Mein Körper reagiert anders,
als ich möchte.

Seine Lippen -
wieder sind sie so Nah.

"Das meine ich damit auch nicht.", flüstere ich sanft. Unsere Augen treffen sich und wieder nehme ich die Traurigkeit in seinem Blick war.
Eine unendliche Melanchonie
die Schreit
und weint
und um sich schlägt.
Die nach und nach alles mit sich reißt
und alles verschluckt,
was sich ihr in den Weg stellt.
Ein tiefer Blick in seine Seele,
der nur die einzelnen Splitter dieser zeigt.

Ich hebe meine Hand und streiche vorsichtig seine Wange. Bei meiner Berührung weicht er zurück und lässt einen Raum zurück, der sich wie eine unglaubliche Entfernung anfühlt. Er streicht sich durch die Haare und dreht sich etwas ab.

"Dann musst du deine Worte anders wählen." Die Kälte in seiner Stimme und die an der Wand sind mir zu viel. Sofort weiche ich von der Wand weg.

"Jeff, du -", ich atme tief ein und aus, bevor ich den Worten erlaube meine Lippen zu verlassen. "- liebst sie." Sein Körper spannt sich leicht an. Da weiß ich, dass ich recht habe. "Du hast sie gliebt. Ich weiß nicht wie und ich weiß nicht, in welchen Verhältnis ihr zueinander standet. Vielleicht kanntest du sie nur aus der Ferne, vielleicht kanntest du sie besser, als mir lieb ist." Die Worte tun weh und der Klumpen breitet sich auf meine Brust aus. Ich habe das gefühl nicht richtig atmen zu können.

Nicht richtig zu denken.
Nicht richtig da zu sein.

Es ist ein Albtraum.

Ich will doch
das er für mich so empfindet.

"Aber, es ist okay. Es ist okay das du sie liebst. Und es ist okay, dass du wegen ihr traurig bist. Es ist okay, dass du sie vermisst und ihr wieder nah sein möchtest." Ich trete auf ihn zu und nehme seine Hand. "Auch das ist menschlich und völlig normal. Lass diese Gefühle zu, sonst zerbrichst du daran." Mehr, als bisher. Das will ich nicht.
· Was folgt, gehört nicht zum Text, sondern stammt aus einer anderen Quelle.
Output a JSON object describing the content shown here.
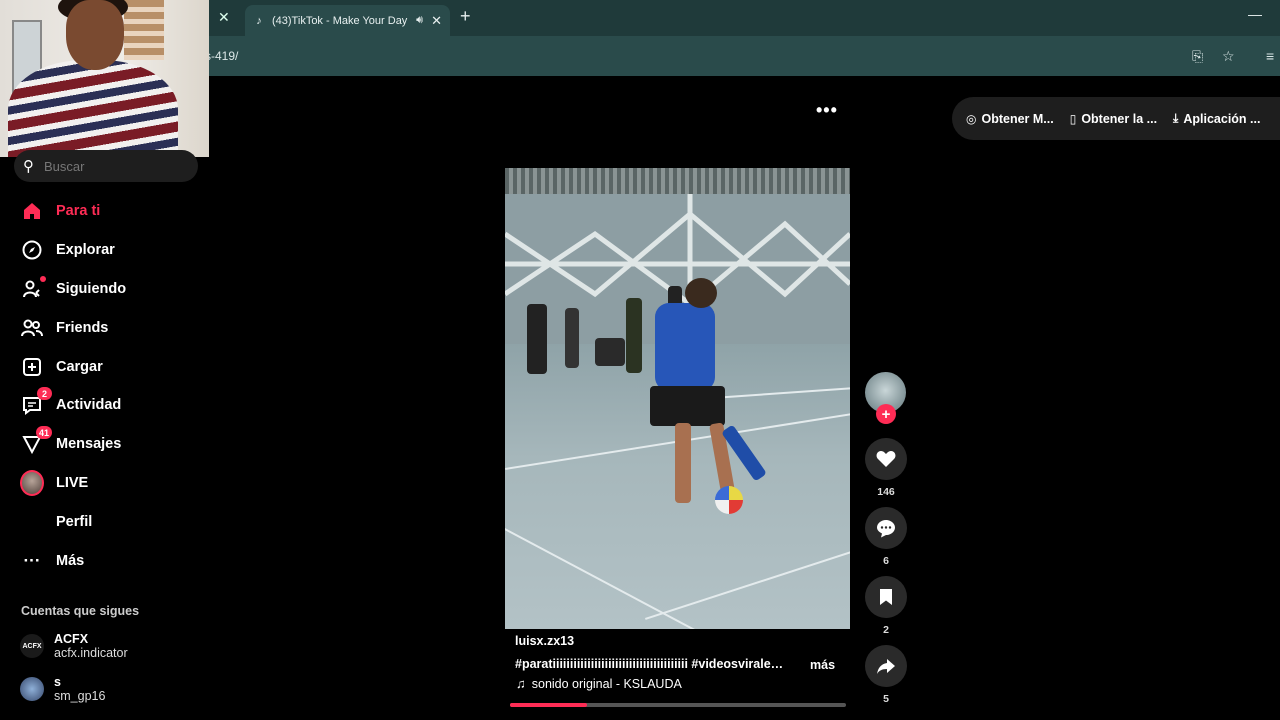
{
  "browser": {
    "tab_title": "(43)TikTok - Make Your Day",
    "url_fragment": "s-419/",
    "icons": [
      "close-icon",
      "tiktok-icon",
      "sound-icon",
      "plus-icon",
      "minimize-icon",
      "install-icon",
      "star-icon",
      "reading-list-icon"
    ]
  },
  "sidebar": {
    "search_placeholder": "Buscar",
    "items": [
      {
        "label": "Para ti",
        "icon": "home-icon",
        "active": true
      },
      {
        "label": "Explorar",
        "icon": "compass-icon"
      },
      {
        "label": "Siguiendo",
        "icon": "following-icon"
      },
      {
        "label": "Friends",
        "icon": "friends-icon"
      },
      {
        "label": "Cargar",
        "icon": "upload-icon"
      },
      {
        "label": "Actividad",
        "icon": "activity-icon",
        "badge": "2"
      },
      {
        "label": "Mensajes",
        "icon": "messages-icon",
        "badge": "41"
      },
      {
        "label": "LIVE",
        "icon": "live-avatar"
      },
      {
        "label": "Perfil",
        "icon": "profile-icon"
      },
      {
        "label": "Más",
        "icon": "more-icon"
      }
    ],
    "following_title": "Cuentas que sigues",
    "following": [
      {
        "name": "ACFX",
        "handle": "acfx.indicator",
        "avatar_text": "ACFX"
      },
      {
        "name": "s",
        "handle": "sm_gp16"
      }
    ]
  },
  "top_actions": [
    {
      "label": "Obtener M...",
      "icon": "coin-icon"
    },
    {
      "label": "Obtener la ...",
      "icon": "phone-icon"
    },
    {
      "label": "Aplicación ...",
      "icon": "download-icon"
    }
  ],
  "video": {
    "username": "luisx.zx13",
    "caption": "#paratiiiiiiiiiiiiiiiiiiiiiiiiiiiiiiiiiiiiiii  #videosvirales  ...",
    "more_label": "más",
    "sound": "sonido original - KSLAUDA",
    "progress": 0.23
  },
  "actions": {
    "likes": "146",
    "comments": "6",
    "saves": "2",
    "shares": "5"
  },
  "colors": {
    "accent": "#fe2c55",
    "chrome_dark": "#1f3a3a",
    "chrome_light": "#2a4b4b"
  }
}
Langsam schüttelt er den Kopf. Er zieht seine Hand weg und sieht mich an, als wäre ich gar nicht da. "Sie ist mein Mal'ach." In seinen Augen spiegeln sich Tränen. "Sie wurde mir von diesem Monster weggenommen. Sie - sie hätte nicht fallen dürfen."

"Das ist -"

"Wir sehen uns." Ohne ein weiteres Wort geht er. Er geht ohne mich zu beachten. Ohne das ich imstande bin ihm noch etwas zu sagen.

Sobald ich ihn nicht mehr sehe, sackt mein Körper zusammen. Ich sacke zusammen, als wäre mein Körper wirklich nur eine Hülle.

Und weine.

Lasse den Schmerz tief in mir eindringen.

Und Risse in meinen Herzen bilden.

Er hat keine Gefühle für mich. Sein Herz ist bei ihr.